“沒事,一看你就是晚了著急接孩子,我今天也晚了。晚了也要小心點,電動車很危險。”一一媽媽寬慰道,兩人合力扶起了電動車。
“嗯,是,以前沒騎過,剛騎沒想到還是有點難度。”蘇夏故作輕鬆地說道,說著試圖完全站起來,卻感覺腳部莫名疼痛。
“哎呀,腳踝這兒都破了!”一一媽媽指著蘇夏的右腳踝處,一個大面積的擦傷。應該是剛剛壓到車下了。
“嗯,沒事沒事。”蘇夏忙說道,彎腰撿拾起散落在地沾了灰土原本搭在奶白色衣領處淺藍與寶藍色交織,點綴著金棕與明黃色條紋的真絲絲巾,直接扔進包裡,再無佩戴的心緒,將電動車推向路邊的一棵手掌粗的樹旁鎖上。
此刻對蘇夏而言不是腳踝擦破留血的疼痛,而是跌落眾人前的難堪。平時維護的優雅形象蕩然無存,取而代之的是一個市井、為生活孩子奔波勞碌的媽媽。
但也正是今天,蘇夏清醒地意識到,她小小的身軀裡所蘊含的巨大能量,更日益堅定了她獨自照顧兒子的力量。

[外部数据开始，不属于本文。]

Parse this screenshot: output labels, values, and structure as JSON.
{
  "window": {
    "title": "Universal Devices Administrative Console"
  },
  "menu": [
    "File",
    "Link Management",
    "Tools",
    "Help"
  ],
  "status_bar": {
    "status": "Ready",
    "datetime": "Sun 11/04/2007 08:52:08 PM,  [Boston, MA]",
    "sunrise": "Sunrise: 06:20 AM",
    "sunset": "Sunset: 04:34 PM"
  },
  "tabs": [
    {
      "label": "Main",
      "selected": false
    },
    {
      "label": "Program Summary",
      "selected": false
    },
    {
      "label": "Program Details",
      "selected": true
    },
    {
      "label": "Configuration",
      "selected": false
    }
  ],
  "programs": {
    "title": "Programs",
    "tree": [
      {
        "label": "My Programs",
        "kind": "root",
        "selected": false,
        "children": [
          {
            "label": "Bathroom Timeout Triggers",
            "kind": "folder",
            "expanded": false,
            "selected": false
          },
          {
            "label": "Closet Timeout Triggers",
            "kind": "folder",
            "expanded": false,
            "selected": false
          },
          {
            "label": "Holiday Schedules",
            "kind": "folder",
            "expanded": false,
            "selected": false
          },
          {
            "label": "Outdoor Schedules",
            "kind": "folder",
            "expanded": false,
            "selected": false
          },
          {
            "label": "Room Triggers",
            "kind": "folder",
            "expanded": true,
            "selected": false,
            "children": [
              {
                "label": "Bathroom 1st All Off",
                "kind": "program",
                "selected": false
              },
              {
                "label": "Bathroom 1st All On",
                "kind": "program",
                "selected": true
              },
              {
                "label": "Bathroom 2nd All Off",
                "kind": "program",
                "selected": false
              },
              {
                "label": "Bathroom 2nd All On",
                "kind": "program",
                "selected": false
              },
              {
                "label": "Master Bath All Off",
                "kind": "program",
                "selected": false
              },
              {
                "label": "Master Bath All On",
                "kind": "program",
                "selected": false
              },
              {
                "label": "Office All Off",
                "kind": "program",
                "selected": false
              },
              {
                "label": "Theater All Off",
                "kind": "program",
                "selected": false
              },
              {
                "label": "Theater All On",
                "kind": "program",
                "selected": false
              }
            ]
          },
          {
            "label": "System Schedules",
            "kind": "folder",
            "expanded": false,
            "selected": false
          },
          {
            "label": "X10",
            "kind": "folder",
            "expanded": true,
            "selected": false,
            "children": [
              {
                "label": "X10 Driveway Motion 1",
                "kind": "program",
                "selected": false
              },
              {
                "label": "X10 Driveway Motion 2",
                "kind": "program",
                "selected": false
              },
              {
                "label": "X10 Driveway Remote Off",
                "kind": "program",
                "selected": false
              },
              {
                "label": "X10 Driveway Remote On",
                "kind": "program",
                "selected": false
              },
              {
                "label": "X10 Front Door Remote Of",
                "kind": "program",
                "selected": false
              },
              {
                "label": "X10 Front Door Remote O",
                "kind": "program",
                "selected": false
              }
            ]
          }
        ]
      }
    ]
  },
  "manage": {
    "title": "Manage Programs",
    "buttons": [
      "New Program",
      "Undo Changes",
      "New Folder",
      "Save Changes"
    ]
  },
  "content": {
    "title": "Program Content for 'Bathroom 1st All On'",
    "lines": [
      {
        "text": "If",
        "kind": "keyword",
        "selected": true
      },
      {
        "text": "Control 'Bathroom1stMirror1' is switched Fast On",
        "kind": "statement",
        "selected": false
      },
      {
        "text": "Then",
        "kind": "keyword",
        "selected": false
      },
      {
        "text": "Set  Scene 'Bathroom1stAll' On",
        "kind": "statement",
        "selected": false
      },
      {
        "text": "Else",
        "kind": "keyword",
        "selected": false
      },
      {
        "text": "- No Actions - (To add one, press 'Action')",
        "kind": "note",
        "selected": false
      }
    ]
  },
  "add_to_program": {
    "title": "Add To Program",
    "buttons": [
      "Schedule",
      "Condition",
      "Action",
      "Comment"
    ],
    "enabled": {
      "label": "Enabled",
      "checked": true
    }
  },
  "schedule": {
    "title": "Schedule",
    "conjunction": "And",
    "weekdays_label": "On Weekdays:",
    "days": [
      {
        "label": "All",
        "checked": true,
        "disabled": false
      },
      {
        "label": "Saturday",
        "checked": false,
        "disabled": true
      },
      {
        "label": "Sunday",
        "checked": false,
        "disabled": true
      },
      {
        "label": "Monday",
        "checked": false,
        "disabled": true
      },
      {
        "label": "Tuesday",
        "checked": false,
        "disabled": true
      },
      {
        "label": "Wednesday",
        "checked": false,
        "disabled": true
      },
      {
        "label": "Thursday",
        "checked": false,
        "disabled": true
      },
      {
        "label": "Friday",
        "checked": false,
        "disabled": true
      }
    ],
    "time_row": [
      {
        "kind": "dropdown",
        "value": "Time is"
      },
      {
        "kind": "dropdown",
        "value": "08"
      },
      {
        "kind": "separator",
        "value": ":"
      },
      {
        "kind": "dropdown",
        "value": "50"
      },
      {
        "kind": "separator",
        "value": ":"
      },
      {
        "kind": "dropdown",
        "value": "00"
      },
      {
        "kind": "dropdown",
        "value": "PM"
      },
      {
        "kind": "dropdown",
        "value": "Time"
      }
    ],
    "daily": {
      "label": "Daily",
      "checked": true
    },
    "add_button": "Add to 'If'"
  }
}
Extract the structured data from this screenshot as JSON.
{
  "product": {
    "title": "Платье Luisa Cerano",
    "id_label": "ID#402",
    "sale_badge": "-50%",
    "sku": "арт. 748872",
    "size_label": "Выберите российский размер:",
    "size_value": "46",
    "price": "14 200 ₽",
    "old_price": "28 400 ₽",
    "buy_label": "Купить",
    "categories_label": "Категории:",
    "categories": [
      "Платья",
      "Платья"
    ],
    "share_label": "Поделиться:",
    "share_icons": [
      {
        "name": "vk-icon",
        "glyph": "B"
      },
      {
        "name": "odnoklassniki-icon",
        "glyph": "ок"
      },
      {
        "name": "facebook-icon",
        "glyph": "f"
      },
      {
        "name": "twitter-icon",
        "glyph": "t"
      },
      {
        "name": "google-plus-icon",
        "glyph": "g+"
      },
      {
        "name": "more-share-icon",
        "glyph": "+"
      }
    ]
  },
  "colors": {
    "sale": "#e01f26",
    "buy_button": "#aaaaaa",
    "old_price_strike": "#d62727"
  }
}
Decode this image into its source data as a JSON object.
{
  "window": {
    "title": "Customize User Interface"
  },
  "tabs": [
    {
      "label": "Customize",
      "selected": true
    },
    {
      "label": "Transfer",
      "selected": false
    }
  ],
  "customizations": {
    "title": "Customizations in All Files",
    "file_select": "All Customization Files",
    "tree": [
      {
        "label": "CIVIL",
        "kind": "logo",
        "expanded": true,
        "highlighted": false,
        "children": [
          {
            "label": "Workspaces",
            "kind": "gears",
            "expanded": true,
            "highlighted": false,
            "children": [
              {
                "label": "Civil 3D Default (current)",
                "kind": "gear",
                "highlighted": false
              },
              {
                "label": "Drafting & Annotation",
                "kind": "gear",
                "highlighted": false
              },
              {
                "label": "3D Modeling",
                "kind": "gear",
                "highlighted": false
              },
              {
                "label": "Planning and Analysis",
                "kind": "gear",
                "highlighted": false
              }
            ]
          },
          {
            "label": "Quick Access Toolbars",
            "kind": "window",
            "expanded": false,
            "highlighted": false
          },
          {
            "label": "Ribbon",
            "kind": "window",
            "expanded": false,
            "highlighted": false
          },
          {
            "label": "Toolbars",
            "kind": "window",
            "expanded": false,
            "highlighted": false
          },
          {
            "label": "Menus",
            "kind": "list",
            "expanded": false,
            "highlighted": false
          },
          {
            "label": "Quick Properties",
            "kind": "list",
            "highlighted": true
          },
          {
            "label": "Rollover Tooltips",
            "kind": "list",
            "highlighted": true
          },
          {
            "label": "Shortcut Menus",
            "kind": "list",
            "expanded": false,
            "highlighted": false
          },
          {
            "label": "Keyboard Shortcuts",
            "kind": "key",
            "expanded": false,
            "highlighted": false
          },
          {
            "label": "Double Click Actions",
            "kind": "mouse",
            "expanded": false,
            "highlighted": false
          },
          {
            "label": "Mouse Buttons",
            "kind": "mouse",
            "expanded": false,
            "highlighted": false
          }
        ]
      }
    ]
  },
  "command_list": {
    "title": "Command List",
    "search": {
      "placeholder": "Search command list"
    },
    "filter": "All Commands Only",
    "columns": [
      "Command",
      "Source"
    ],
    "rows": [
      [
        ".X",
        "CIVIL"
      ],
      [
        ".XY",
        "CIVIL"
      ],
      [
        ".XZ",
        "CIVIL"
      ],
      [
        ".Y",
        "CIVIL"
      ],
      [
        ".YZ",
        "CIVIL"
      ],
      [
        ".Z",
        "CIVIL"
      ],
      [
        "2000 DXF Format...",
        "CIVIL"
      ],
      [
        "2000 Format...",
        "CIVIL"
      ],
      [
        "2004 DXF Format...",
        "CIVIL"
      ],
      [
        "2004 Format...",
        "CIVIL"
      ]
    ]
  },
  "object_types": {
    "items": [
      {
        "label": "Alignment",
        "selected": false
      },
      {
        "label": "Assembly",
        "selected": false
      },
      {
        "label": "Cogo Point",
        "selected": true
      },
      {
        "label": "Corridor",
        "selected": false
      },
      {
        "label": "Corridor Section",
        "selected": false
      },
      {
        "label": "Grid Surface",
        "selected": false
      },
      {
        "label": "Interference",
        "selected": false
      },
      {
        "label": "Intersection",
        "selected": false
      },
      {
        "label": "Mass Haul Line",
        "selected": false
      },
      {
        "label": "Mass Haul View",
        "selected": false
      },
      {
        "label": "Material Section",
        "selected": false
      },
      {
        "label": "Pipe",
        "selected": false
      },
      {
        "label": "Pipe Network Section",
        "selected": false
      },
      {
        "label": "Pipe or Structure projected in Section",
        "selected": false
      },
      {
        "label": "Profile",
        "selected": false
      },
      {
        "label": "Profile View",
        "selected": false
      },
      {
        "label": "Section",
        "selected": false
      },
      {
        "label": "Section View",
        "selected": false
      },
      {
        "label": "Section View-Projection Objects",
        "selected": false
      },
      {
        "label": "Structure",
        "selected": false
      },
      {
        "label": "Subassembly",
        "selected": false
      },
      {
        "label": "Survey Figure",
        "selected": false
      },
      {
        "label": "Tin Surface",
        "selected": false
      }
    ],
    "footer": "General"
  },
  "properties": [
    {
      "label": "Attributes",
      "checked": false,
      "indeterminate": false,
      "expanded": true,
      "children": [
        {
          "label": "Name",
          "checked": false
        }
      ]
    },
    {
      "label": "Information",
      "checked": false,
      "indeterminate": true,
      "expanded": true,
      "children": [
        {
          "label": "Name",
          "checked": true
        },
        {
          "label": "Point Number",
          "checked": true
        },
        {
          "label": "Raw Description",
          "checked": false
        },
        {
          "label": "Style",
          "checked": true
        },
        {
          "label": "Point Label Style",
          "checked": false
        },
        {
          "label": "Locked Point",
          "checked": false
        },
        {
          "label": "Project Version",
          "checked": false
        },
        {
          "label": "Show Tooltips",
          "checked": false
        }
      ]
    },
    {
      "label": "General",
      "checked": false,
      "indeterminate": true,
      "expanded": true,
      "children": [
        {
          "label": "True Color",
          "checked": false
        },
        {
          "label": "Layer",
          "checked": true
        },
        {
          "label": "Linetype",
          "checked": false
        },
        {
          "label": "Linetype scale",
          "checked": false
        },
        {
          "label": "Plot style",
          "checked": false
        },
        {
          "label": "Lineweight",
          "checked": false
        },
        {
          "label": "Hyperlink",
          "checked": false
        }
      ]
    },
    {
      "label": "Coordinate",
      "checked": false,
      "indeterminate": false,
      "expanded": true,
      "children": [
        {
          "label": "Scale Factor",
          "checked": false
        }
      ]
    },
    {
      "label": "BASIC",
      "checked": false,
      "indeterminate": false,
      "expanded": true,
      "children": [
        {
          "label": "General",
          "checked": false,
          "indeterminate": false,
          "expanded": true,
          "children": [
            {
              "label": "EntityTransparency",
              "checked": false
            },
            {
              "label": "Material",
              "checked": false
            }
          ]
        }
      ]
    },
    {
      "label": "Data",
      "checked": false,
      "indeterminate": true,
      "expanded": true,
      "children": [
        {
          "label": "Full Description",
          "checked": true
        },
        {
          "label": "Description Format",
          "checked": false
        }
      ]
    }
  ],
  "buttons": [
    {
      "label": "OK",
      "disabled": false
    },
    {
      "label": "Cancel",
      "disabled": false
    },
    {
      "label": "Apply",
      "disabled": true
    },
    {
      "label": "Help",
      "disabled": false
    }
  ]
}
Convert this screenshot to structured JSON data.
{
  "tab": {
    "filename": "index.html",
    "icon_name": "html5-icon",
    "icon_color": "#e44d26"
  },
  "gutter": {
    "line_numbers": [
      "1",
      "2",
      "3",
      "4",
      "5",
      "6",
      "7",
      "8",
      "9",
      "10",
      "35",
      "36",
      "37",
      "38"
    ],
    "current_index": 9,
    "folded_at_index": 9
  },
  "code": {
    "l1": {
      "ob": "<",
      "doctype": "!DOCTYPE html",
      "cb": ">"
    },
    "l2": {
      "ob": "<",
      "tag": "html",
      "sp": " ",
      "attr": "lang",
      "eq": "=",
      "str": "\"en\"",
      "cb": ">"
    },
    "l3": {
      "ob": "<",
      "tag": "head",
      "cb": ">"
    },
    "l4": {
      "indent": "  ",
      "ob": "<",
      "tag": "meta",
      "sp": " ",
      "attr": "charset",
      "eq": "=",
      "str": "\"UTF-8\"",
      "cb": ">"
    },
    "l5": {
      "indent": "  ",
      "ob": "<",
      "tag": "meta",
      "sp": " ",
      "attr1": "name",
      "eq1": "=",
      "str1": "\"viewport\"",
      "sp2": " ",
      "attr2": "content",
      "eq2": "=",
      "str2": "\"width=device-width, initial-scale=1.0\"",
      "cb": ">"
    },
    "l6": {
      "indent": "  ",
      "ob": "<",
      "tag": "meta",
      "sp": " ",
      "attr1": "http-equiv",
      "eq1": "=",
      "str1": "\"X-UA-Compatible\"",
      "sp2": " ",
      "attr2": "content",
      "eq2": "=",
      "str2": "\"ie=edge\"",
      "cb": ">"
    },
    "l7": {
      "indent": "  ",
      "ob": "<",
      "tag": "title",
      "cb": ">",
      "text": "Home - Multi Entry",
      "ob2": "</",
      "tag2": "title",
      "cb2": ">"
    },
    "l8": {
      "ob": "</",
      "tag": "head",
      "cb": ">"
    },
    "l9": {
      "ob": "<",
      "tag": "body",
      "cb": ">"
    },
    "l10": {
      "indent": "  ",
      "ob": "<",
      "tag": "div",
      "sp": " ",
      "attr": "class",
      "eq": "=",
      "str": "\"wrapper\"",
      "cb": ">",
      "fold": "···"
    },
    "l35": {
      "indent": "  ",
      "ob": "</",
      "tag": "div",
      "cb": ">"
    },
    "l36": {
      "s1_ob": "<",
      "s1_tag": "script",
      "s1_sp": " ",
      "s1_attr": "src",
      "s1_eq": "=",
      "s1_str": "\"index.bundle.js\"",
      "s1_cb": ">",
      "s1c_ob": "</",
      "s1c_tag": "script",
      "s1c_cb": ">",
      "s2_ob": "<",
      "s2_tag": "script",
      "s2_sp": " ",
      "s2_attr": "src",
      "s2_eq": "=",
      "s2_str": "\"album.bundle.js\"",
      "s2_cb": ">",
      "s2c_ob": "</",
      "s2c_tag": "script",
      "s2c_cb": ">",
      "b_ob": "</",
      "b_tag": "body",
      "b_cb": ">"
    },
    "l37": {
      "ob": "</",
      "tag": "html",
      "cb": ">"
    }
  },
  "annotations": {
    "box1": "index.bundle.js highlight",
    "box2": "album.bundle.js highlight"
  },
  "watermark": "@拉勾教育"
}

在這段母子相依的日子,她走過了泥濘、摔倒、悲泣、獨撐,就這樣,從晚春、初夏經歷到了深秋,半年的時間划過去了。
然而,半年的艱辛、痛苦仍舊沒有抵消十年感情的積澱,蘇夏依然愛陳軒,愛這個家,整個過程,陳軒喪心病狂辱罵時,遮蔽她電話時,數月不歸家時,她依然堅信她的家生病了,她的婚姻感冒了,陳軒生病了,終歸會有痊癒的那一天。
所以當時隔6個月,陳軒一臉愧疚和懺悔站在蘇夏面前,對她說:“我錯了,我不想離婚”時,蘇夏選擇了原諒,沒有任何責備吵鬧,只是說:“好,原諒你一次,以前的事情我既往不咎。”
或許是因為看了太多的“男人出軌後怎麼辦”的雞湯文章,蘇夏學到的是要麼優雅的轉身離開,要麼既往不咎,否則永遠生活在痛苦之中,蘇夏選擇了後者,她愛這個經營了八年的家,愛陳軒,愛兒子,看到喜寶可愛的臉龐一想到沒有爸爸,她已淚流滿面,所以哪怕只有一絲希望,哪怕半年的時間陳軒在外邊揮霍欠下了近百萬的債務,她不會親手拆散這個家,甚至再大的傷害都覺得她要挺過去,她要保住這個家。
殊不知,蘇夏的不計前嫌換來的不是回頭是岸、痛改前非,不過也確實痛改前非了一段時日,家庭溫馨了兩年,但也是舉家艱苦度日,替陳軒還債的兩年。
後來的事實證明,犯罪成本低,得到寬恕並不會帶來痛改前非,而是不知悔改。一個陶醉在自己編織的婚姻美夢中的傻女人是喚不醒同床異夢的沉睡人的。
當兩年後出軌的事實再次呈現在蘇夏面前時,她已沒有了第一次的手足無措和痛徹心扉,可以佯裝鎮定與若無其事。但當連續第五個晚上陳軒晚回家或甚至不回家時,蘇夏的不愛轉化為恨,內心不斷累積壓抑、憤恨,甚至仇恨、不解淹沒了所有理智,想到殺人,想到同歸於盡。當最後“殺人未遂”,第二天清晨朝陽照常升起時,也驅散了蘇夏心裡的陰霾。
決心要離開的人,是終究挽留不住的。